Materials and supplies

  • V-seal weatherstripping
  • Measuring tape

Skill level

Intermediate

Time required

1 hour

This type of weatherstripping is perfect for stopping drafts from sneaking in around doors and windows. It's flexible and compressible, so it won't get in the way if it's properly installed. You'll be applying the strip to the inside of the frame, facing the outside edges of the window or door.

  1. Start by measuring the lengths of the window or door before you cut the v-seal.
  2. Fold the v-seal in a line down the middle, creating a v-shape with the adhesive side on the outside.
  3. Peel off the protective backing as you apply the strip, then press into place.
  4. Close the door or window to check that the strip compresses slightly for a snug fit.

Apply window insulator film

Materials and supplies

  • Window cleaning supplies
  • Double-sided tape
  • Measuring tape
  • Window insulator film
  • Hair dryer
  • Scissors

Skill level

Intermediate

Time required

1 hour

Much like a second pane of glass, plastic insulator film creates an insulating air space against your windows to help prevent heat loss.
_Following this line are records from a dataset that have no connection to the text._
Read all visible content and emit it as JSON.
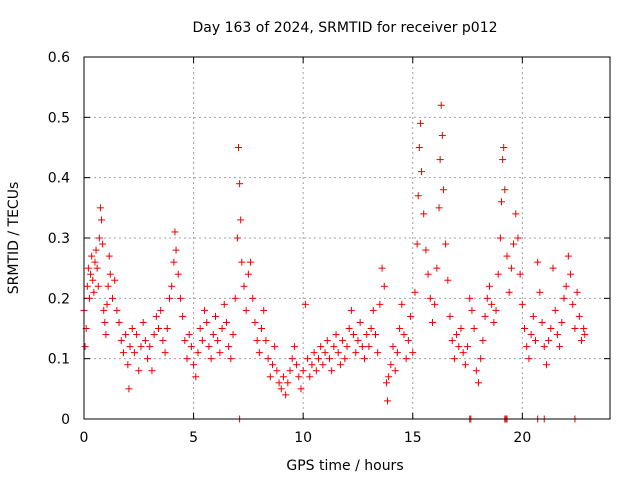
{
  "chart_data": {
    "type": "scatter",
    "title": "Day 163 of 2024, SRMTID for receiver p012",
    "xlabel": "GPS time / hours",
    "ylabel": "SRMTID / TECUs",
    "xlim": [
      0,
      24
    ],
    "ylim": [
      0,
      0.6
    ],
    "xticks": [
      0,
      5,
      10,
      15,
      20
    ],
    "yticks": [
      0,
      0.1,
      0.2,
      0.3,
      0.4,
      0.5,
      0.6
    ],
    "xtick_labels": [
      "0",
      "5",
      "10",
      "15",
      "20"
    ],
    "ytick_labels": [
      "0",
      "0.1",
      "0.2",
      "0.3",
      "0.4",
      "0.5",
      "0.6"
    ],
    "grid": true,
    "marker": "+",
    "color": "#ee0000",
    "series": [
      {
        "name": "SRMTID",
        "points": [
          [
            0.0,
            0.18
          ],
          [
            0.05,
            0.12
          ],
          [
            0.1,
            0.15
          ],
          [
            0.15,
            0.22
          ],
          [
            0.2,
            0.25
          ],
          [
            0.25,
            0.2
          ],
          [
            0.3,
            0.24
          ],
          [
            0.35,
            0.27
          ],
          [
            0.4,
            0.23
          ],
          [
            0.45,
            0.21
          ],
          [
            0.5,
            0.26
          ],
          [
            0.55,
            0.28
          ],
          [
            0.6,
            0.25
          ],
          [
            0.65,
            0.22
          ],
          [
            0.7,
            0.3
          ],
          [
            0.75,
            0.35
          ],
          [
            0.8,
            0.33
          ],
          [
            0.85,
            0.29
          ],
          [
            0.9,
            0.18
          ],
          [
            0.95,
            0.16
          ],
          [
            1.0,
            0.14
          ],
          [
            1.05,
            0.19
          ],
          [
            1.1,
            0.22
          ],
          [
            1.15,
            0.27
          ],
          [
            1.2,
            0.24
          ],
          [
            1.3,
            0.2
          ],
          [
            1.4,
            0.23
          ],
          [
            1.5,
            0.18
          ],
          [
            1.6,
            0.16
          ],
          [
            1.7,
            0.13
          ],
          [
            1.8,
            0.11
          ],
          [
            1.9,
            0.14
          ],
          [
            2.0,
            0.09
          ],
          [
            2.05,
            0.05
          ],
          [
            2.1,
            0.12
          ],
          [
            2.2,
            0.15
          ],
          [
            2.3,
            0.11
          ],
          [
            2.4,
            0.14
          ],
          [
            2.5,
            0.08
          ],
          [
            2.6,
            0.12
          ],
          [
            2.7,
            0.16
          ],
          [
            2.8,
            0.13
          ],
          [
            2.9,
            0.1
          ],
          [
            3.0,
            0.12
          ],
          [
            3.1,
            0.08
          ],
          [
            3.2,
            0.14
          ],
          [
            3.3,
            0.17
          ],
          [
            3.4,
            0.15
          ],
          [
            3.5,
            0.18
          ],
          [
            3.6,
            0.13
          ],
          [
            3.7,
            0.11
          ],
          [
            3.8,
            0.15
          ],
          [
            3.9,
            0.2
          ],
          [
            4.0,
            0.22
          ],
          [
            4.1,
            0.26
          ],
          [
            4.15,
            0.31
          ],
          [
            4.2,
            0.28
          ],
          [
            4.3,
            0.24
          ],
          [
            4.4,
            0.2
          ],
          [
            4.5,
            0.17
          ],
          [
            4.6,
            0.13
          ],
          [
            4.7,
            0.1
          ],
          [
            4.8,
            0.14
          ],
          [
            4.9,
            0.12
          ],
          [
            5.0,
            0.09
          ],
          [
            5.1,
            0.07
          ],
          [
            5.2,
            0.11
          ],
          [
            5.3,
            0.15
          ],
          [
            5.4,
            0.13
          ],
          [
            5.5,
            0.18
          ],
          [
            5.6,
            0.16
          ],
          [
            5.7,
            0.12
          ],
          [
            5.8,
            0.1
          ],
          [
            5.9,
            0.14
          ],
          [
            6.0,
            0.17
          ],
          [
            6.1,
            0.13
          ],
          [
            6.2,
            0.11
          ],
          [
            6.3,
            0.15
          ],
          [
            6.4,
            0.19
          ],
          [
            6.5,
            0.16
          ],
          [
            6.6,
            0.12
          ],
          [
            6.7,
            0.1
          ],
          [
            6.8,
            0.14
          ],
          [
            6.9,
            0.2
          ],
          [
            7.0,
            0.3
          ],
          [
            7.05,
            0.45
          ],
          [
            7.1,
            0.39
          ],
          [
            7.15,
            0.33
          ],
          [
            7.2,
            0.26
          ],
          [
            7.3,
            0.22
          ],
          [
            7.4,
            0.18
          ],
          [
            7.5,
            0.24
          ],
          [
            7.6,
            0.26
          ],
          [
            7.7,
            0.2
          ],
          [
            7.8,
            0.16
          ],
          [
            7.9,
            0.13
          ],
          [
            8.0,
            0.11
          ],
          [
            8.1,
            0.15
          ],
          [
            8.2,
            0.18
          ],
          [
            8.3,
            0.13
          ],
          [
            8.4,
            0.1
          ],
          [
            8.5,
            0.07
          ],
          [
            8.6,
            0.09
          ],
          [
            8.7,
            0.12
          ],
          [
            8.8,
            0.08
          ],
          [
            8.9,
            0.06
          ],
          [
            9.0,
            0.05
          ],
          [
            9.1,
            0.07
          ],
          [
            9.2,
            0.04
          ],
          [
            9.3,
            0.06
          ],
          [
            9.4,
            0.08
          ],
          [
            9.5,
            0.1
          ],
          [
            9.6,
            0.12
          ],
          [
            9.7,
            0.09
          ],
          [
            9.8,
            0.07
          ],
          [
            9.9,
            0.05
          ],
          [
            10.0,
            0.08
          ],
          [
            10.1,
            0.19
          ],
          [
            10.2,
            0.1
          ],
          [
            10.3,
            0.07
          ],
          [
            10.4,
            0.09
          ],
          [
            10.5,
            0.11
          ],
          [
            10.6,
            0.08
          ],
          [
            10.7,
            0.1
          ],
          [
            10.8,
            0.12
          ],
          [
            10.9,
            0.09
          ],
          [
            11.0,
            0.11
          ],
          [
            11.1,
            0.13
          ],
          [
            11.2,
            0.1
          ],
          [
            11.3,
            0.08
          ],
          [
            11.4,
            0.12
          ],
          [
            11.5,
            0.14
          ],
          [
            11.6,
            0.11
          ],
          [
            11.7,
            0.09
          ],
          [
            11.8,
            0.13
          ],
          [
            11.9,
            0.1
          ],
          [
            12.0,
            0.12
          ],
          [
            12.1,
            0.15
          ],
          [
            12.2,
            0.18
          ],
          [
            12.3,
            0.14
          ],
          [
            12.4,
            0.11
          ],
          [
            12.5,
            0.13
          ],
          [
            12.6,
            0.16
          ],
          [
            12.7,
            0.12
          ],
          [
            12.8,
            0.1
          ],
          [
            12.9,
            0.14
          ],
          [
            13.0,
            0.12
          ],
          [
            13.1,
            0.15
          ],
          [
            13.2,
            0.18
          ],
          [
            13.3,
            0.14
          ],
          [
            13.4,
            0.11
          ],
          [
            13.5,
            0.19
          ],
          [
            13.6,
            0.25
          ],
          [
            13.7,
            0.22
          ],
          [
            13.8,
            0.06
          ],
          [
            13.85,
            0.03
          ],
          [
            13.9,
            0.07
          ],
          [
            14.0,
            0.09
          ],
          [
            14.1,
            0.12
          ],
          [
            14.2,
            0.08
          ],
          [
            14.3,
            0.11
          ],
          [
            14.4,
            0.15
          ],
          [
            14.5,
            0.19
          ],
          [
            14.6,
            0.14
          ],
          [
            14.7,
            0.1
          ],
          [
            14.8,
            0.13
          ],
          [
            14.9,
            0.17
          ],
          [
            15.0,
            0.11
          ],
          [
            15.1,
            0.21
          ],
          [
            15.2,
            0.29
          ],
          [
            15.25,
            0.37
          ],
          [
            15.3,
            0.45
          ],
          [
            15.35,
            0.49
          ],
          [
            15.4,
            0.41
          ],
          [
            15.5,
            0.34
          ],
          [
            15.6,
            0.28
          ],
          [
            15.7,
            0.24
          ],
          [
            15.8,
            0.2
          ],
          [
            15.9,
            0.16
          ],
          [
            16.0,
            0.19
          ],
          [
            16.1,
            0.25
          ],
          [
            16.2,
            0.35
          ],
          [
            16.25,
            0.43
          ],
          [
            16.3,
            0.52
          ],
          [
            16.35,
            0.47
          ],
          [
            16.4,
            0.38
          ],
          [
            16.5,
            0.29
          ],
          [
            16.6,
            0.23
          ],
          [
            16.7,
            0.17
          ],
          [
            16.8,
            0.13
          ],
          [
            16.9,
            0.1
          ],
          [
            17.0,
            0.14
          ],
          [
            17.1,
            0.12
          ],
          [
            17.2,
            0.15
          ],
          [
            17.3,
            0.11
          ],
          [
            17.4,
            0.09
          ],
          [
            17.5,
            0.12
          ],
          [
            17.6,
            0.2
          ],
          [
            17.7,
            0.18
          ],
          [
            17.8,
            0.15
          ],
          [
            17.9,
            0.08
          ],
          [
            18.0,
            0.06
          ],
          [
            18.1,
            0.1
          ],
          [
            18.2,
            0.13
          ],
          [
            18.3,
            0.17
          ],
          [
            18.4,
            0.2
          ],
          [
            18.5,
            0.22
          ],
          [
            18.6,
            0.19
          ],
          [
            18.7,
            0.16
          ],
          [
            18.8,
            0.18
          ],
          [
            18.9,
            0.24
          ],
          [
            19.0,
            0.3
          ],
          [
            19.05,
            0.36
          ],
          [
            19.1,
            0.43
          ],
          [
            19.15,
            0.45
          ],
          [
            19.2,
            0.38
          ],
          [
            19.3,
            0.27
          ],
          [
            19.4,
            0.21
          ],
          [
            19.5,
            0.25
          ],
          [
            19.6,
            0.29
          ],
          [
            19.7,
            0.34
          ],
          [
            19.8,
            0.3
          ],
          [
            19.9,
            0.24
          ],
          [
            20.0,
            0.19
          ],
          [
            20.1,
            0.15
          ],
          [
            20.2,
            0.12
          ],
          [
            20.3,
            0.1
          ],
          [
            20.4,
            0.14
          ],
          [
            20.5,
            0.17
          ],
          [
            20.6,
            0.13
          ],
          [
            20.7,
            0.26
          ],
          [
            20.8,
            0.21
          ],
          [
            20.9,
            0.16
          ],
          [
            21.0,
            0.12
          ],
          [
            21.1,
            0.09
          ],
          [
            21.2,
            0.13
          ],
          [
            21.3,
            0.15
          ],
          [
            21.4,
            0.25
          ],
          [
            21.5,
            0.18
          ],
          [
            21.6,
            0.14
          ],
          [
            21.7,
            0.12
          ],
          [
            21.8,
            0.16
          ],
          [
            21.9,
            0.2
          ],
          [
            22.0,
            0.22
          ],
          [
            22.1,
            0.27
          ],
          [
            22.2,
            0.24
          ],
          [
            22.3,
            0.19
          ],
          [
            22.4,
            0.15
          ],
          [
            22.5,
            0.21
          ],
          [
            22.6,
            0.17
          ],
          [
            22.7,
            0.13
          ],
          [
            22.8,
            0.15
          ],
          [
            22.85,
            0.14
          ],
          [
            7.1,
            0.0
          ],
          [
            17.6,
            0.0
          ],
          [
            17.65,
            0.0
          ],
          [
            19.2,
            0.0
          ],
          [
            19.25,
            0.0
          ],
          [
            19.3,
            0.0
          ],
          [
            20.7,
            0.0
          ],
          [
            21.0,
            0.0
          ],
          [
            22.4,
            0.0
          ]
        ]
      }
    ]
  }
}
  1. Start by cleaning the window and the frame.
  2. Apply double-sided tape all around the clean and dry window frame.
  3. Measure the height and width of the window frame allowing for a few extra inches of overlap on every side.
  4. Cut the plastic film to size.
  5. Remove the paper backing from the strip of tape on the top of the window frame.
  6. Pull the film across the top of the frame, just enough to straighten it out without stretching it and press the film onto the tape.
  7. With a hair dryer on the hot setting, slowly make your way back and forth across the plastic without getting too close or staying in one spot for too long. The film will begin to shrink and tighten, leaving you with a clear and relatively wrinkle-free surface.
  8. Repeat steps five to seven for the bottom and two sides of the frame.
  9. Carefully trim the excess film from around the edges of the frame.

Use outlet and switch insulator pads

Materials and supplies

  • Screwdriver
  • Foam outlet sealer
  • Foam light switch sealer

Skill level

Intermediate

Time required

1 hour

These pre-cut foam pads help to stop cold air from seeping through outlets and light switches – especially ones on the exterior walls of your home.

  1. Turn off the electricity at the circuit breaker before you start.
  2. Remove the cover plate from your outlet or switch with a screwdriver that matches the plate screws.
  3. Choose a foam pad with pre-cut holes that match the job.
  4. Remove the extra material from the holes, then place the pad over the outlet or switch.
  5. Put the cover plate over the foam pad and re-attach it to the wall with your screwdriver.
  6. Insert safety caps on any unused outlets.